[Python-Dev] more Solaris extension grief

Martin v. Loewis martin@loewis.home.cs.tu-berlin.de
Tue, 13 Mar 2001 07:06:13 +0100


gcc -shared  ./PyEnforcer.o  -L/home/gvwilson/cozumel/merlot/enforcer
-lenforcer -lopenssl -lstdc++  -o ./PyEnforcer.so

> Text relocation remains                         referenced
>    against symbol                  offset      in file
> istream type_info function          0x1c
> /usr/local/lib/gcc-lib/sparc-sun-solaris2.8/2.95.2/libstdc++.a(strstream.o)
> istream type_info function          0x18

> Has anyone seen this problem before?

Yes, there have been a number of SF bug reports on that, and proposals
to fix that. It's partly a policy issue, but I believe all these
patches have been wrong, as the problem is not in Python.
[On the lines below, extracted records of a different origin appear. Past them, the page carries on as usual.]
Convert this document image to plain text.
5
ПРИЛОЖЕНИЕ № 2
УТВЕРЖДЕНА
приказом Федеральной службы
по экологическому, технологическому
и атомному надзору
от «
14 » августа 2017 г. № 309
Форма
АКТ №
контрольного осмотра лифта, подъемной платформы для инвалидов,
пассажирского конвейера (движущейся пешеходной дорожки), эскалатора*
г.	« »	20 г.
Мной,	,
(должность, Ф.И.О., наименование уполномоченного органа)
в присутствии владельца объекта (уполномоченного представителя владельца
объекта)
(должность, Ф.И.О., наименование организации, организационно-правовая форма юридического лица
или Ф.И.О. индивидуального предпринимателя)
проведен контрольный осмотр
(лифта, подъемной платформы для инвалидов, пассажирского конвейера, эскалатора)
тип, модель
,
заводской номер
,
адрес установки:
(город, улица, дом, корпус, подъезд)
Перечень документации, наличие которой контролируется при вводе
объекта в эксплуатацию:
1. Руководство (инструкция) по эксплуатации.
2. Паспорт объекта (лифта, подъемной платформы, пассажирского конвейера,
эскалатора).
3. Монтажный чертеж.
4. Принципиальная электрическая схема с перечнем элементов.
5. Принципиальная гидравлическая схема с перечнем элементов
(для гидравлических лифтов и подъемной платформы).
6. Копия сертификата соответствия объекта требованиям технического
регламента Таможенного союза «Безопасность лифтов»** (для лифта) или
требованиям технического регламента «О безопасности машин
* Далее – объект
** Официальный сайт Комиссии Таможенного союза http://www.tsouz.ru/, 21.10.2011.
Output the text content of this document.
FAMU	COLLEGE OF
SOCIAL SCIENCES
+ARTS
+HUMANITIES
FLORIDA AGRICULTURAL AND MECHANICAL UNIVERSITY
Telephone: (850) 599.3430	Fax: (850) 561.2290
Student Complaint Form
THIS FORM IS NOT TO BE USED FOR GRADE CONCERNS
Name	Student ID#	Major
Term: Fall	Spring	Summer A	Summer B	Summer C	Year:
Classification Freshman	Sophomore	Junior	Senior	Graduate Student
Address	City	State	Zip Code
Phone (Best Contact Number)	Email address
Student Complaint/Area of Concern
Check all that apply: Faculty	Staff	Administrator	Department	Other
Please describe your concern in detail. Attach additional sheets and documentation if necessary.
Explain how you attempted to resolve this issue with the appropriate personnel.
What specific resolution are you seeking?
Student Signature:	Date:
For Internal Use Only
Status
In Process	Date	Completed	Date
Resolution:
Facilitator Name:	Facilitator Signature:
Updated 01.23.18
When you build a shared library, it ought to be
position-independent. If it is not, the linker will need to put
relocation instructions into the text segment, which means that the
text segment has to be writable. In turn, the text of the shared
library will not be demand-paged anymore, but copied into main memory
when the shared library is loaded. Therefore, gcc asks ld to issue an
error if non-PIC code is integrated into a shared object.

To have the compiler emit position-independent code, you need to pass
the -fPIC option when producing object files. You not only need to do
that for your own object files, but for the object files of all the
static libraries you are linking with. In your case, the static
library is libstdc++.a.

Please note that linking libstdc++.a statically not only means that
you lose position-independence; it also means that you end up with a
copy of libstdc++.a in each extension module that you link with it.
In turn, global objects defined in the library may be constructed
twice (I believe).

There are a number of solutions:

a) Build libstdc++ as a  shared library. This is done on Linux, so
   you don't get the error on Linux.

b) Build libstdc++.a using -fPIC. The gcc build process does not
   support such a configuration, so you'ld need to arrange that
   yourself.

c) Pass the -mimpure-text option to gcc when linking. That will make
   the text segment writable, and silence the linker.

There was one proposal that looks like it would work, but doesn't:

d) Instead of linking with -shared, link with -G. That forgets to link
   the shared library startup files (crtbeginS/crtendS) into the shared
   library, which in turn means that constructors of global objects will
   fail to work; it also does a number of other things incorrect.